Durch die mittlerweile kleine, handliche und leichte Bauart trägt jede Einsatzkraft diesen Funkmeldeempfänger ständig bei sich und ist dadurch überall im Stadtgebiet zu erreichen. Je nach Einsatzstichwort alarmiert die Kreisleitstelle in Gütersloh, bei der jeder Anruf der Notrufnummer 112 eingeht, eine definierte Anzahl von Meldeempfängern. Dadurch ist sichergestellt, dass immer genug, aber auch nicht zu viele Einsatzkräfte zu einem Einsatz ausrücken. Denn für einen Brand eines Müllbehälters werden nicht soviele Kräfte benötigt wie bei einem Brand in einem großen Industrieunternehmen.

Ausgedient haben dadurch die alt bekannten Dachsirenen, die jetzt nur noch für einen möglichen Katastrophenfall vorgehalten werden.

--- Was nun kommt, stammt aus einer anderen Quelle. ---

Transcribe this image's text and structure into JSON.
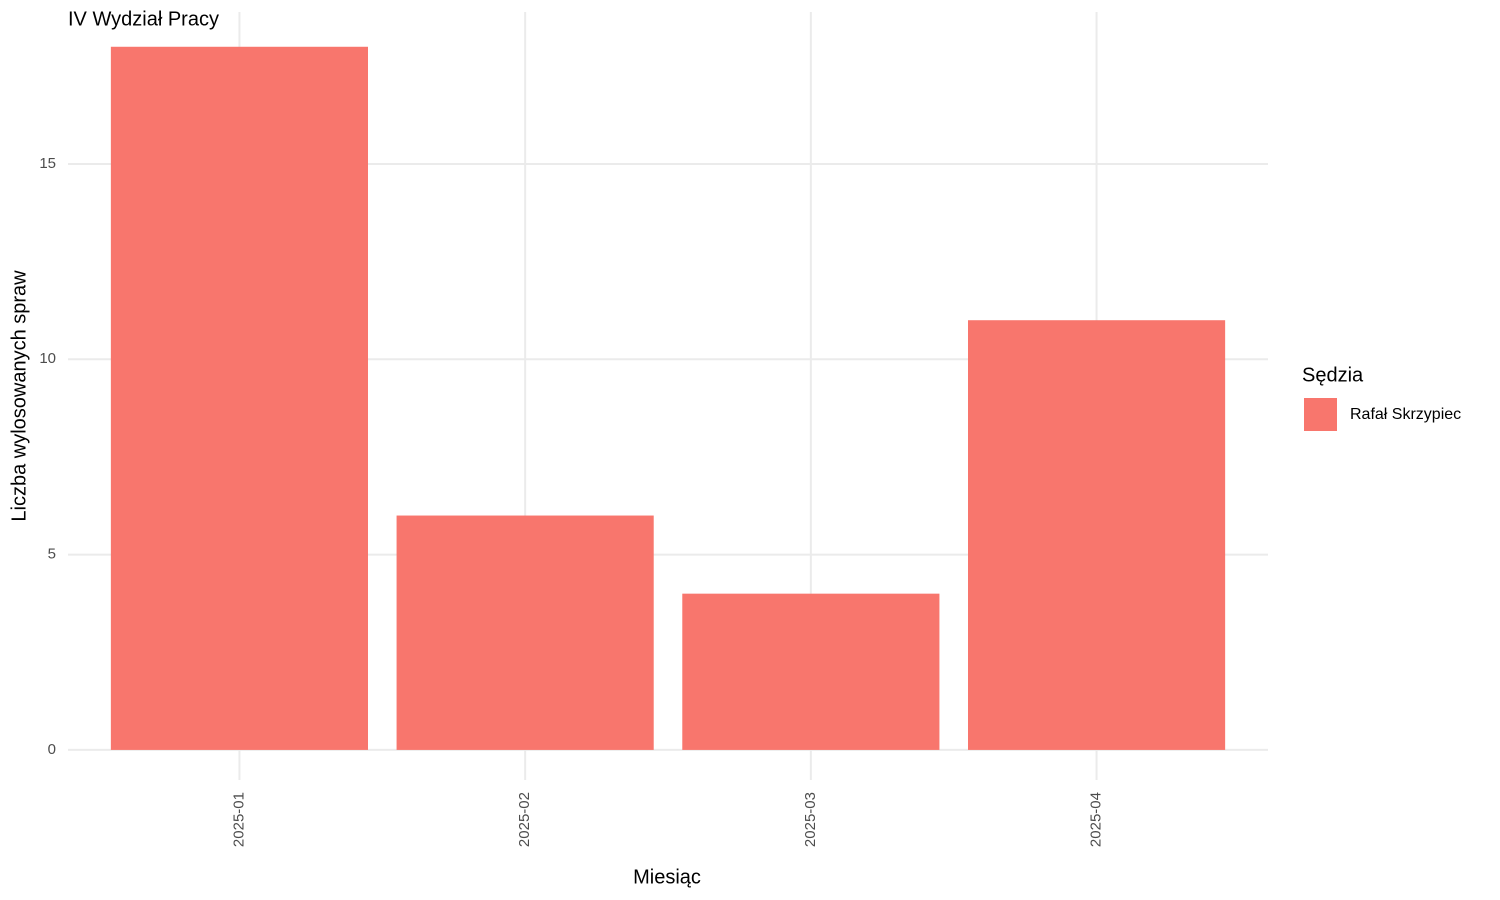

Durch die jetzige sog. „stille Alarmierung“ durch Funkmeldeempfänger gibt es manchmal auf der Anfahrt zur Wache Probleme im Straßenverkehr - besonders rund um die Gerätehäuser der Löschzüge. Die Verkehrsteilnehmer wissen nicht, dass die hinter ihm fahrende Person kein Drängler ist, sondern eine Feuerwehrkameradin oder ein Feuerwehrkamerad, die/der schnell zur Wache fahren muss, da Menschenleben in Gefahr sind. Sollten Sie mal eine solche Situation erleben, können Sie die Kameradinnen und Kameraden oft an "Feuerwehr-Aufklebern" an der Windschutz- und/oder Heckscheibe der Privat-PKW's erkennen.

/// Tipps zum sicheren Grillen

• Grill kippsicher und windgeschützt aufstellen.
• Niemals flüssige Brandbeschleuniger wie Spiritus oder Benzin verwenden – weder zum Anzünden noch zum Nachschütten – Explosionsgefahr!
• Feste, geprüfte Grillanzünder aus dem Fachhandel verwenden.
• Grill stets beaufsichtigen.
• Kinder nicht in die Nähe des Grills lassen – Sicherheitsabstand von 2 bis 3 Metern!
• Grill nicht von Kindern bedienen oder anzünden lassen.
• Kübel mit Sand, Feuerlöscher oder Löschdecke zum Löschen des Grillfeuers bereithalten.
• Brennendes Fett niemals mit Wasser, sondern durch Abdecken löschen.
• Nach dem Grillen das Grillgerät weiter beaufsichtigen, bis die Glut vollständig auskühlt ist.
• Nicht in geschlossenen Räumen grillen und den Grill niemals zum Auskühlen ins Haus stellen – Vergiftungsgefahr!
• Heiße Grillglut nach dem Grillen am Strand nie im Sand vergraben – die Kohle bleibt noch tagelang glühend heiß – Kinder ziehen sich immer wieder schwere Verbrennungen zu, weil sie in die Glut hineinkrabbeln/-treten oder -fallen.
• Einmalgrills am Strand mit Wasser löschen und abkühlen – auch den Sand unter dem Grill!